Transparence : chez les députés, le changement, c’est pas maintenant | Rue89 Politique rue89.com/rue89-politiqu…
Circulez y a rien à voir 21/07/2012 à 10h46
Les députés ont rejeté l’amendement qui aurait permis de contrôler l’utilisation de l’indemnité couvrant leurs frais professionnels. Ils n’ont pas, non plus, l’intention de rendre publique la liste de leurs éventuels conflits d’intérêts. La transparence dérangerait-elle l’Assemblée nationale ?
Charles de Courson, député Nouveau Centre de la Marne et spécialiste de la fiscalité, est un habitué des amendements techniques. Mais le dernier en date avait en fait un enjeu très simple : empêcher les députés d’utiliser comme de l’argent de poche l’indemnité destinée à couvrir leurs frais professionnels.
Les députés reçoivent en effet deux indemnités :
- l’indemnité parlementaire proprement dite, ce qui leur tient lieu de salaire, correspondant en net à 5 198 euros par mois ;
- l’indemnité représentative de frais de mandat (IRFM), fixée à 6 412 euros brut et non imposable, permettant par exemple de payer le loyer de sa permanence ou l’essence lors des tournées dans sa circonscription.
Le débat sur cette indemnité-là n’est pas nouveau. Ce n’est pas tant son montant qui choque, que l’absence de contrôle : les députés n’ont pas à justifier l’utilisation de leur IRFM. En pratique, rien n’empêche un député d’utiliser cette somme pour financer ses vacances, par exemple.
La proposition de Charles de Courson ? Soumettre à l’impôt la partie de l’IRFM qui n’aurait pas été dépensée à la fin du mois, ce qui rendrait le contrôle de facto obligatoire : pour calculer le montant à imposer, les députés devraient produire des justificatifs de leurs dépenses.
Charles de Courson présente son amendement
L’amendement a été examiné dans la nuit de jeudi à vendredi. Et, sans surprise, il a été rejeté, par la droite comme par la gauche : les députés ont convenu d’attendre sagement les éventuelles propositions du président et du bureau de l’Assemblée nationale sur le sujet.

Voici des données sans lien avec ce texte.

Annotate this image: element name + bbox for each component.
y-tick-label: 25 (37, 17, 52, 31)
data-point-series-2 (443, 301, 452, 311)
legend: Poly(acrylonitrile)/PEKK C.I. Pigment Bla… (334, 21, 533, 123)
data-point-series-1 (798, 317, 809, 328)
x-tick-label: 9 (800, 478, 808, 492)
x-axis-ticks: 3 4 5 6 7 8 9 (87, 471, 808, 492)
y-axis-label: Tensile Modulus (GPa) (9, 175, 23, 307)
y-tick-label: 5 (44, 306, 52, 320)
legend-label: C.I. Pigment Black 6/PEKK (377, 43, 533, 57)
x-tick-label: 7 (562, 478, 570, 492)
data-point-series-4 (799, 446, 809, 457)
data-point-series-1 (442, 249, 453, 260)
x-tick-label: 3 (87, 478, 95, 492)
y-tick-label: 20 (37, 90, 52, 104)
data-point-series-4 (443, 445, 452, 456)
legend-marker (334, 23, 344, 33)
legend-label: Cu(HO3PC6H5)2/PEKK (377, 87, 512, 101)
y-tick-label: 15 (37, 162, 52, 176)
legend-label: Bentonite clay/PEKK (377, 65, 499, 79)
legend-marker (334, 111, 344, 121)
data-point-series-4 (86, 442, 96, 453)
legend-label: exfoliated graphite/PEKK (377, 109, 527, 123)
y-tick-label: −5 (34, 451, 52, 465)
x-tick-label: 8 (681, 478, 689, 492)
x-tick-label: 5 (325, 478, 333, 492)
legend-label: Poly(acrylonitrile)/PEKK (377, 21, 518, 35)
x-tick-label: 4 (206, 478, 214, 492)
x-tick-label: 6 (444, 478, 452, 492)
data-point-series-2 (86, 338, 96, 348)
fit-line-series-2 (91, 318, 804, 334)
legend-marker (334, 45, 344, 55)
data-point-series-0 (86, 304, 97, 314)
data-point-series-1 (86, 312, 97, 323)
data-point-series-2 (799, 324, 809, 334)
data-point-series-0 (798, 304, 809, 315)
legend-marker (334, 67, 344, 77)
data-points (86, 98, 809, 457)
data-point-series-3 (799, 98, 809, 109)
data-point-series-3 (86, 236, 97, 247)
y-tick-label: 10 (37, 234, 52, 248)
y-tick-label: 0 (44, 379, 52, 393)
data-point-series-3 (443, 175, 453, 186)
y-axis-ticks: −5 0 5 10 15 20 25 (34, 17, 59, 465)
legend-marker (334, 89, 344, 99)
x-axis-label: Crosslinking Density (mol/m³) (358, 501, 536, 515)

En matière de déontologie, les députés préfèrent décidément régler les choses entre eux, comme en témoigne aussi le traitement des déclarations d’intérêts par l’Assemblée nationale. Ils doivent en effet fournir la liste de leurs activités et de leurs principaux investissements, comme l’ont déjà fait les ministres, les sénateurs et les parlementaires européens.
Mais selon la règle adoptée avant les législatives, leurs déclarations ne seront pas rendues publiques. Elles seront simplement transmises au déontologue de l’Assemblée nationale, un expert neutre. Ce poste, créé en avril, est occupé pour l’instant par le juriste Jean Gicquel.
En cas de doute, le déontologue saisira le bureau de l’Assemblée nationale. Celui-ci tentera ensuite de régler le problème avec le député concerné, en toute discrétion : à aucun moment les journalistes ou les citoyens ne pourront consulter les déclarations.
La nouvelle majorité de gauche allait-elle changer les règles, opter pour davantage de transparence ?
Rue89 a interrogé le cabinet du président de l’Assemblée nationale, Claude Bartolone : aucune réforme des règles adoptées en avril, sous la majorité de droite, n’est prévue. Et le bureau n’ayant pas encore nommé le déontologue, les députés n’ont pas remis pour l’instant leurs déclarations.
Les déclarations d’intérêts ne sont évidemment pas une solution-miracle, mais elles peuvent fournir des détails jusqu’ici ignorés du grand public. Exemples :
- au gouvernement, la ministre de la Santé a dû signaler les activités de son frère médecin ;
- au Sénat, on a pu découvrir entre autres les réseaux françafricains d’un élu du Nouveau Centre.
Dans les déclarations des députés, les électeurs auraient peut-être pu découvrir par eux-mêmes que Thierry Mariani pratiquait le lobbying en Asie centrale, ou que Christian Jacob, le président du groupe UMP, possédait sa petite société de conseil. Mais l’Assemblée nationale juge visiblement que ces informations ne méritent pas d’être partagées...
PS : Réagissant à cet article sur Twitter, Arnaud Leroy, député PS des Français de l’étranger, nous assure que « ce problème ne restera pas lettre morte ». « Attention aux fausses bonnes solutions adoptées dans la précipitation », ajoute cet élu socialiste du sud de l’Europe.
@pierrehaski je vous rassure ce problème ne restera pas lettre morte. Attention au fausse bonne solution adoptée dans la précipitation.